What does the national sales meeting cost? I would guess that at least half of the $4MM increase in sales & marketing expenses were due to the TV ads.
KC made a valid point that a cost-effectiveness study of the TV ads will require data on the persistence of the increase in sales, but the cost of the test market ads is still an important data point for analysts. I find it hard to believe that no analyst tried to get a solid number for the cost of the TV test market campaign.
I recall hearing that the national campaign was 1/3 the cost on a per-run or per-spot basis, not the absolute cost. Assuming an equal number of ads run, it does not make sense that nationwide would cost less total money than only five cities, especially since there are 36 cities in the US with population greater than the average population of the test market cities.

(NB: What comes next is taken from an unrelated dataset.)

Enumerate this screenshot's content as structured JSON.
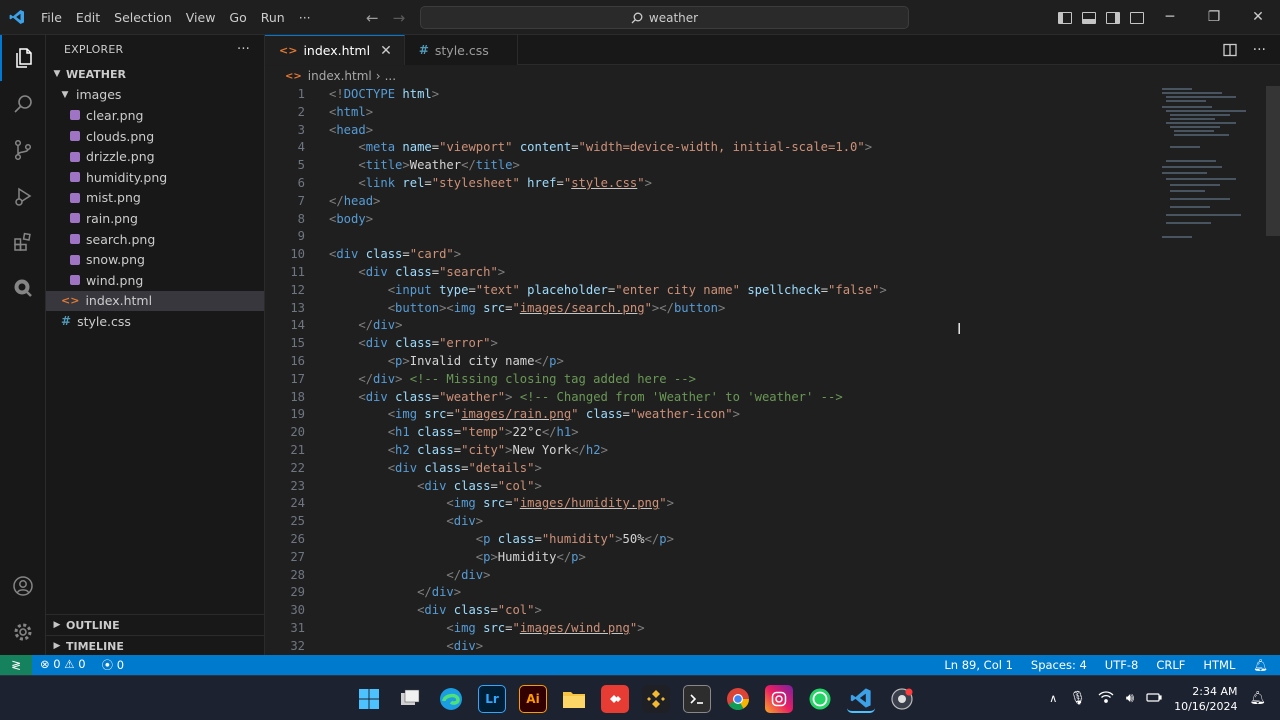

If you use 40K as the base, add the 5.3% Q/Q growth rate seen in 2016Q1, and add 2/3 (one month lag from test order to test complete) of the 50% increase in orders due to the TV ads, you get 55.4K tests complete for 2016Q2. Continuing that growth rate, but excluding the 2/3, gets 226K tests completed in 2016.
KC said a national TV ad campaign would be 1/3 as much as the test, but on a per-spot basis, not overall, correct? I'm not sure that gives much insight into the anticipated cost of a national ad campaign.

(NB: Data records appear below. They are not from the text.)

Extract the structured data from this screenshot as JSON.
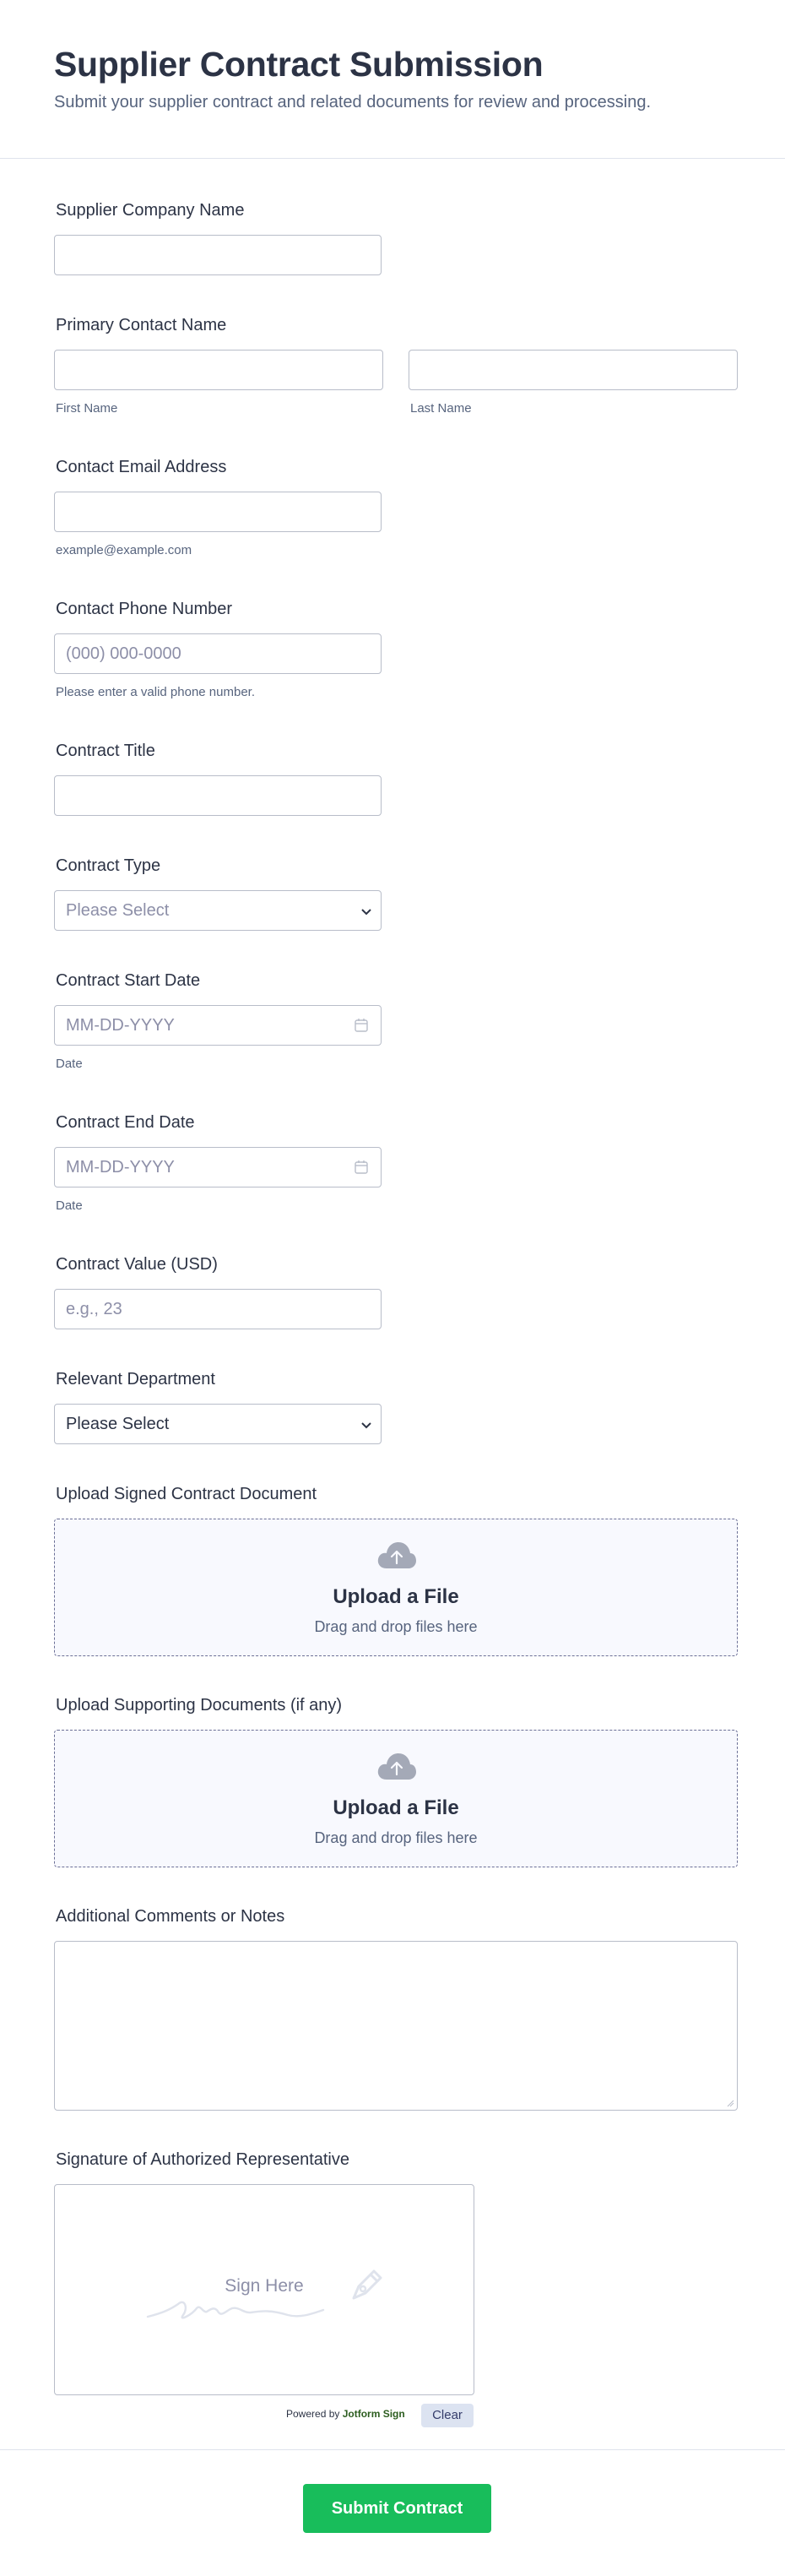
{
  "header": {
    "title": "Supplier Contract Submission",
    "subtitle": "Submit your supplier contract and related documents for review and processing."
  },
  "fields": {
    "company": {
      "label": "Supplier Company Name"
    },
    "contact": {
      "label": "Primary Contact Name",
      "first_sub": "First Name",
      "last_sub": "Last Name"
    },
    "email": {
      "label": "Contact Email Address",
      "sub": "example@example.com"
    },
    "phone": {
      "label": "Contact Phone Number",
      "placeholder": "(000) 000-0000",
      "sub": "Please enter a valid phone number."
    },
    "title": {
      "label": "Contract Title"
    },
    "type": {
      "label": "Contract Type",
      "placeholder": "Please Select"
    },
    "start": {
      "label": "Contract Start Date",
      "placeholder": "MM-DD-YYYY",
      "sub": "Date"
    },
    "end": {
      "label": "Contract End Date",
      "placeholder": "MM-DD-YYYY",
      "sub": "Date"
    },
    "value": {
      "label": "Contract Value (USD)",
      "placeholder": "e.g., 23"
    },
    "department": {
      "label": "Relevant Department",
      "value": "Please Select"
    },
    "signed_doc": {
      "label": "Upload Signed Contract Document",
      "upload_title": "Upload a File",
      "upload_sub": "Drag and drop files here"
    },
    "supporting": {
      "label": "Upload Supporting Documents (if any)",
      "upload_title": "Upload a File",
      "upload_sub": "Drag and drop files here"
    },
    "comments": {
      "label": "Additional Comments or Notes"
    },
    "signature": {
      "label": "Signature of Authorized Representative",
      "placeholder": "Sign Here",
      "powered": "Powered by ",
      "brand": "Jotform Sign",
      "clear": "Clear"
    }
  },
  "submit": {
    "label": "Submit Contract"
  },
  "colors": {
    "accent": "#18bd5b",
    "border": "#b8bdc9",
    "text": "#2c3345",
    "muted": "#57647e"
  },
  "icons": [
    "chevron-down-icon",
    "calendar-icon",
    "cloud-upload-icon",
    "pen-nib-icon",
    "resize-handle-icon"
  ]
}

They said the $4MM increase in sales & marketing expenses includes the cost of the TV ad test & the national sales meeting. Did they say what the TV test actually cost? If not, why didn't someone ask for clarification?
I think there is plenty of food for the shorts. 40K tests in 2016Q1 is only 5.3% Q/Q growth over the 38K tests sold in 2015Q4, which was already low (11.8% Q/Q) due to the holidays. This makes the second consecutive quarter to show a decay in the Q/Q growth rate.
Operating expenses are up $6.5MM or 13.8% over 2015Q4. Best case in my models, the TV ads in the test market could not cost more than $577K in order to break even. The mid-rang of my model puts it at $277K break-even. Other possible areas of op ex include R&D, which I would like to see, or general and administrative.
I think the market reaction will depend entirely on the cost of the TV advertising the market test, and the anticipated cost of the nationwide campaign. Getting some news about the path to a test for IBD patients would also be a big deal, but that seems to have dropped off their priority list.
I think HEDIS & STARS are more important than USPSTF. The former provides more concrete incentive for physician orders.
It is true that the compliance reported today is effected by 2015Q4, which was poor due to the holidays. Not sure why those kits didn't find their way into 2016Q1.
"Our compliance rate calculated as of March 31, 2016 was 69 percent. Cologuard's patient compliance rate is derived from the number of valid tests reported divided by the number of collection kits shipped to patients during the 12-month period ending 60 days prior to March 31, 2016."
This should be an interesting earnings call. I don't expect anything remarkable with regards to 2016Q1 sales, but what management has to say about the TV advertising market test will likely make the largest impact. If the market test impact translates to the nationwide market, the nationwide market ad campaign is cost-effective and the ads result in an increase in orders per physician, then they have something. Since Exact seems to have rolled out a nationwide TV ad campaign in 2016Q2, that would suggest that the ads are at least cost-effective. The market doesn't seem to be taking sides in any big way.